Rawalpindi is hot and dirty. We don’t waste much time outside, preferring to hide ourselves away, along with several other travellers, in the restaurant of the Al-Azam Hotel. Blue, Kerry and I visit the Rajah Bazaar. Taking a Suzuki van, decked out in indescribable tinsel, to Fowra Chowk, we walk down a side street and into the network of alleys which make up the bazaar.
Here the exotic pantheon of Asian commerce is laid out in all its colourful abundance. Rows and rows of small shops sell soap and washing powder, sweets and biscuits, cooking oil and ghee. Old men with henna-orange beards crouch amid stacks of pan and neatly packaged portions of indigo and henna stapled onto pages cut from glossy magazines. In a busy street next to the spice lanes, merchants sit amongst piles of potatoes, onions, garlic and greens. The occasional goat marches about eating tidbits of food.

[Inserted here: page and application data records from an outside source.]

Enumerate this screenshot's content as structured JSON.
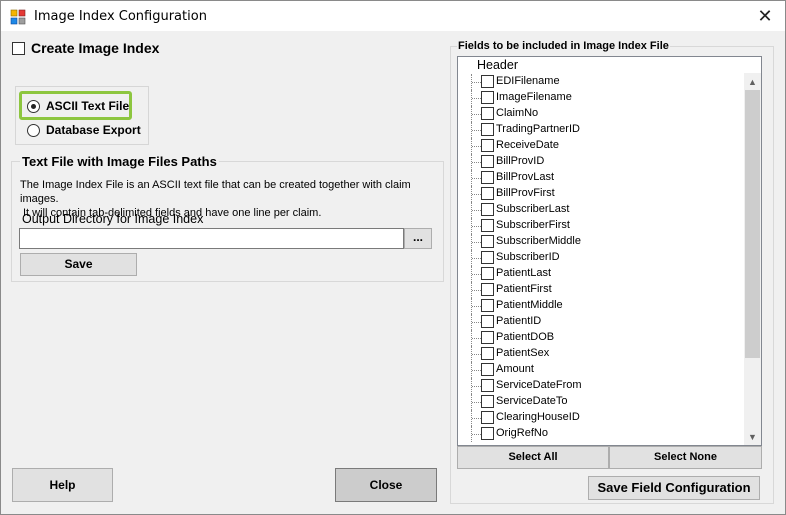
{
  "window": {
    "title": "Image Index Configuration"
  },
  "create_index": {
    "label": "Create Image Index",
    "checked": false
  },
  "format": {
    "options": [
      {
        "label": "ASCII Text File",
        "checked": true
      },
      {
        "label": "Database Export",
        "checked": false
      }
    ]
  },
  "textfile": {
    "group_title": "Text File with Image Files Paths",
    "desc_line1": "The Image Index File is an ASCII text file that can be created together with claim images.",
    "desc_line2": "It will contain tab-delimited fields and have one line per claim.",
    "output_label": "Output Directory for Image Index",
    "output_value": "",
    "browse_label": "...",
    "save_label": "Save"
  },
  "footer": {
    "help_label": "Help",
    "close_label": "Close"
  },
  "fields": {
    "group_title": "Fields to be included in Image Index File",
    "header_label": "Header",
    "items": [
      "EDIFilename",
      "ImageFilename",
      "ClaimNo",
      "TradingPartnerID",
      "ReceiveDate",
      "BillProvID",
      "BillProvLast",
      "BillProvFirst",
      "SubscriberLast",
      "SubscriberFirst",
      "SubscriberMiddle",
      "SubscriberID",
      "PatientLast",
      "PatientFirst",
      "PatientMiddle",
      "PatientID",
      "PatientDOB",
      "PatientSex",
      "Amount",
      "ServiceDateFrom",
      "ServiceDateTo",
      "ClearingHouseID",
      "OrigRefNo"
    ],
    "select_all_label": "Select All",
    "select_none_label": "Select None",
    "save_config_label": "Save Field Configuration"
  },
  "colors": {
    "highlight": "#8dc63f"
  }
}
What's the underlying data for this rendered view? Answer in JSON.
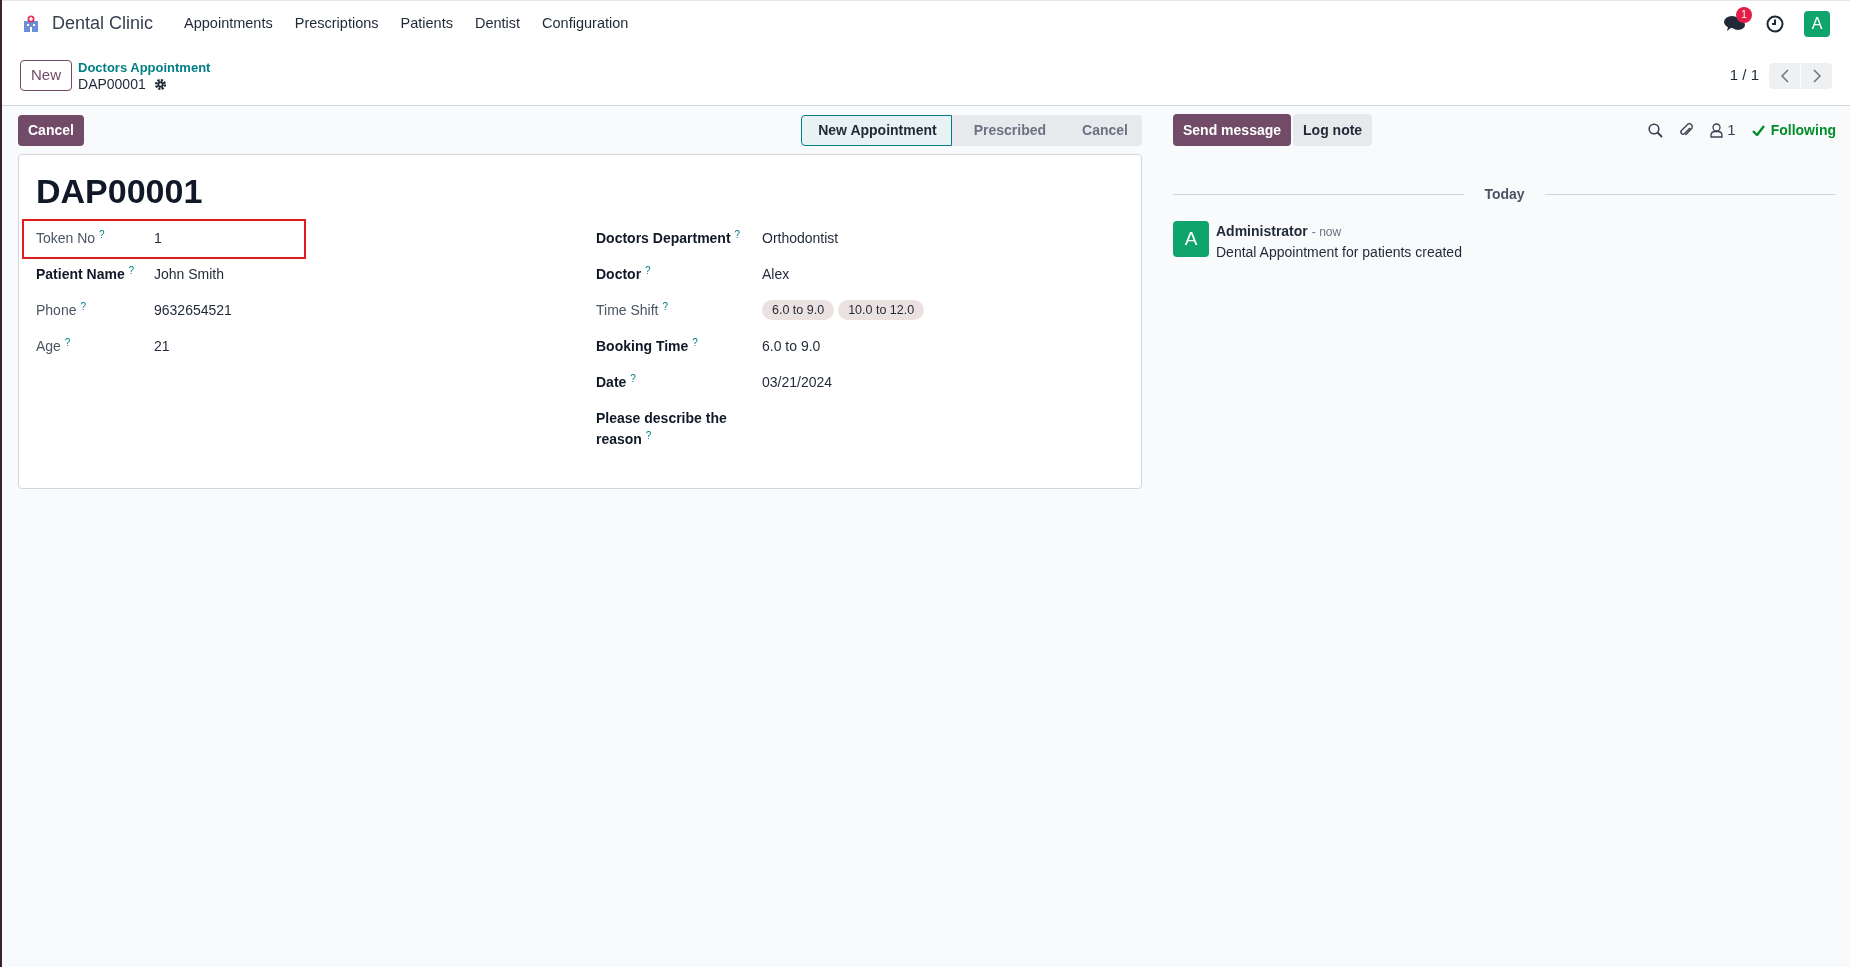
{
  "navbar": {
    "app_name": "Dental Clinic",
    "menu": [
      "Appointments",
      "Prescriptions",
      "Patients",
      "Dentist",
      "Configuration"
    ],
    "message_count": "1",
    "avatar": "A"
  },
  "control_panel": {
    "new_button": "New",
    "breadcrumb": "Doctors Appointment",
    "record_name": "DAP00001",
    "pager": "1 / 1"
  },
  "actions": {
    "cancel_button": "Cancel",
    "statusbar": [
      {
        "label": "New Appointment",
        "selected": true
      },
      {
        "label": "Prescribed",
        "selected": false
      },
      {
        "label": "Cancel",
        "selected": false
      }
    ]
  },
  "form": {
    "title": "DAP00001",
    "left_fields": [
      {
        "label": "Token No",
        "help": "?",
        "required": false,
        "highlighted": true,
        "kind": "text",
        "value": "1"
      },
      {
        "label": "Patient Name",
        "help": "?",
        "required": true,
        "highlighted": false,
        "kind": "text",
        "value": "John Smith"
      },
      {
        "label": "Phone",
        "help": "?",
        "required": false,
        "highlighted": false,
        "kind": "text",
        "value": "9632654521"
      },
      {
        "label": "Age",
        "help": "?",
        "required": false,
        "highlighted": false,
        "kind": "text",
        "value": "21"
      }
    ],
    "right_fields": [
      {
        "label": "Doctors Department",
        "help": "?",
        "required": true,
        "highlighted": false,
        "kind": "text",
        "value": "Orthodontist"
      },
      {
        "label": "Doctor",
        "help": "?",
        "required": true,
        "highlighted": false,
        "kind": "text",
        "value": "Alex"
      },
      {
        "label": "Time Shift",
        "help": "?",
        "required": false,
        "highlighted": false,
        "kind": "tags",
        "tags": [
          "6.0 to 9.0",
          "10.0 to 12.0"
        ]
      },
      {
        "label": "Booking Time",
        "help": "?",
        "required": true,
        "highlighted": false,
        "kind": "text",
        "value": "6.0 to 9.0"
      },
      {
        "label": "Date",
        "help": "?",
        "required": true,
        "highlighted": false,
        "kind": "text",
        "value": "03/21/2024"
      },
      {
        "label": "Please describe the reason",
        "help": "?",
        "required": true,
        "highlighted": false,
        "kind": "empty"
      }
    ]
  },
  "chatter": {
    "send_message_button": "Send message",
    "log_note_button": "Log note",
    "follower_count": "1",
    "following": "Following",
    "date_separator": "Today",
    "messages": [
      {
        "author": "Administrator",
        "time": "- now",
        "body": "Dental Appointment for patients created",
        "avatar": "A"
      }
    ]
  }
}
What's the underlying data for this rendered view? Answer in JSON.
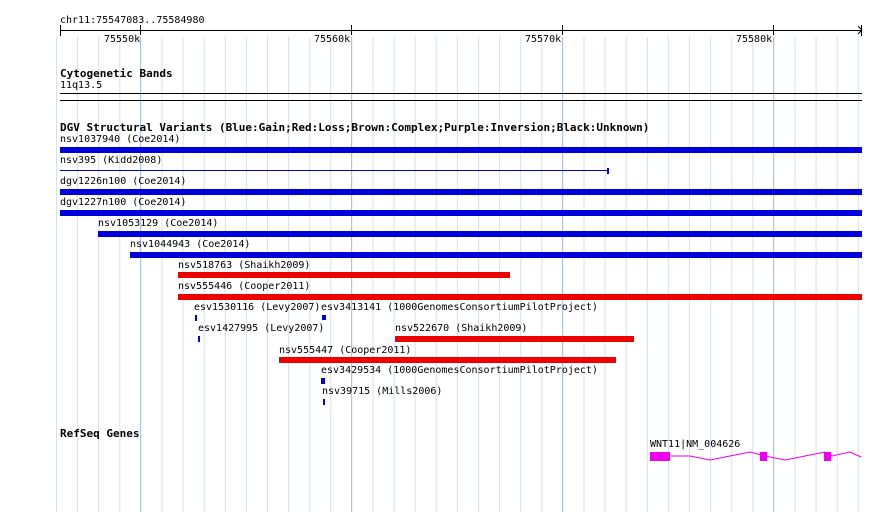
{
  "ruler": {
    "location": "chr11:75547083..75584980",
    "ticks": [
      "75550k",
      "75560k",
      "75570k",
      "75580k"
    ]
  },
  "cytoband_track": {
    "title": "Cytogenetic Bands",
    "band": "11q13.5"
  },
  "dgv_track": {
    "title": "DGV Structural Variants (Blue:Gain;Red:Loss;Brown:Complex;Purple:Inversion;Black:Unknown)",
    "features": [
      {
        "id": "nsv1037940",
        "label": "nsv1037940 (Coe2014)",
        "type": "gain"
      },
      {
        "id": "nsv395",
        "label": "nsv395 (Kidd2008)",
        "type": "gain"
      },
      {
        "id": "dgv1226n100",
        "label": "dgv1226n100 (Coe2014)",
        "type": "gain"
      },
      {
        "id": "dgv1227n100",
        "label": "dgv1227n100 (Coe2014)",
        "type": "gain"
      },
      {
        "id": "nsv1053129",
        "label": "nsv1053129 (Coe2014)",
        "type": "gain"
      },
      {
        "id": "nsv1044943",
        "label": "nsv1044943 (Coe2014)",
        "type": "gain"
      },
      {
        "id": "nsv518763",
        "label": "nsv518763 (Shaikh2009)",
        "type": "loss"
      },
      {
        "id": "nsv555446",
        "label": "nsv555446 (Cooper2011)",
        "type": "loss"
      },
      {
        "id": "esv1530116",
        "label": "esv1530116 (Levy2007)",
        "type": "gain"
      },
      {
        "id": "esv3413141",
        "label": "esv3413141 (1000GenomesConsortiumPilotProject)",
        "type": "gain"
      },
      {
        "id": "esv1427995",
        "label": "esv1427995 (Levy2007)",
        "type": "gain"
      },
      {
        "id": "nsv522670",
        "label": "nsv522670 (Shaikh2009)",
        "type": "loss"
      },
      {
        "id": "nsv555447",
        "label": "nsv555447 (Cooper2011)",
        "type": "loss"
      },
      {
        "id": "esv3429534",
        "label": "esv3429534 (1000GenomesConsortiumPilotProject)",
        "type": "gain"
      },
      {
        "id": "nsv39715",
        "label": "nsv39715 (Mills2006)",
        "type": "gain"
      }
    ]
  },
  "refseq_track": {
    "title": "RefSeq Genes",
    "gene_label": "WNT11|NM_004626"
  },
  "colors": {
    "gain": "#0000dd",
    "loss": "#ee0000",
    "gene": "#ee00ee",
    "grid_major": "#b0c4de",
    "grid_minor": "#d3e2f2"
  }
}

Standing on a street corner talking to a vendor of lemonade, the police suddenly swoop on another vendor nearby, packing him off into a van. The man we are talking to swiftly hides his wares from them: obviously an unlicensed trader as well.
We climb to a second-floor restaurant, dark and grimy, where we drink chai under the incredulous gaze of the other diners gathered there. Later, along the street outside, I buy half a kilo of garam masala for ₹20 from a merchant surrounded by colourful heaps of spice: yellow turmeric, red chilli, green coriander, and black tea.
In the evening we set off by taxi over to the Australian Embassy in Islamabad where we sip cold cans of VB in the Coolabah Club. Although it is nice to drink beer again, and the large assortment of travellers creates a nice atmosphere, I can’t help wondering about the constraints of life in a diplomatic enclave. Blue, Joff and I play a couple of games of pool against a pair of obnoxious expats, a man and his son. They cheat, or at least play by some dodgy house rules. But we accept defeat graciously and wish that we could have beaten the smarmy peer of prats who obviously spend their entire time practising.
The expats all seem to be full of their own importance, the result, I suppose, of being part of an elite group in various countries. But they all seem bored, gossipy and somehow scared of losing their identity, which is tenuous anyway. I talk to a fat, sweating Australian girl who tells me conspiratorially that she sneaks into the American bar, which is for over twenty-ones only. She is nineteen and has only spent four years in Australia. She has an identity to match: part American, part Australian, part nowhere.
We hitch a lift outside the embassy, which, in the fading light of evening when we arrived, had seemed like a corner of Canberra with fragrant gumtrees, bush-covered hills, warm air and corrugated iron roofs. All that was missing was the sound of kookaburras. The men who take us up the road to Rawalpindi belong to some fundamentalist Muslim group who want Pakistan to become an Islamic state similar to Iran. They hope to achieve this utopian condition by peaceful means and the young man who explains their philosophy is both erudite and loquacious. I don’t have the patience to tell him that to create an Islamic state is to set the clock back to the 7th century and to alienate most of the world.
We dine at the Excellency Table and somehow it is not the same as it was three years ago when Magnus, Linda and I had arrived, famished, from our marathon descent from Besham and the gorges of the Indus. Outside it is gently raining, the streets black and glossy, and the air cool.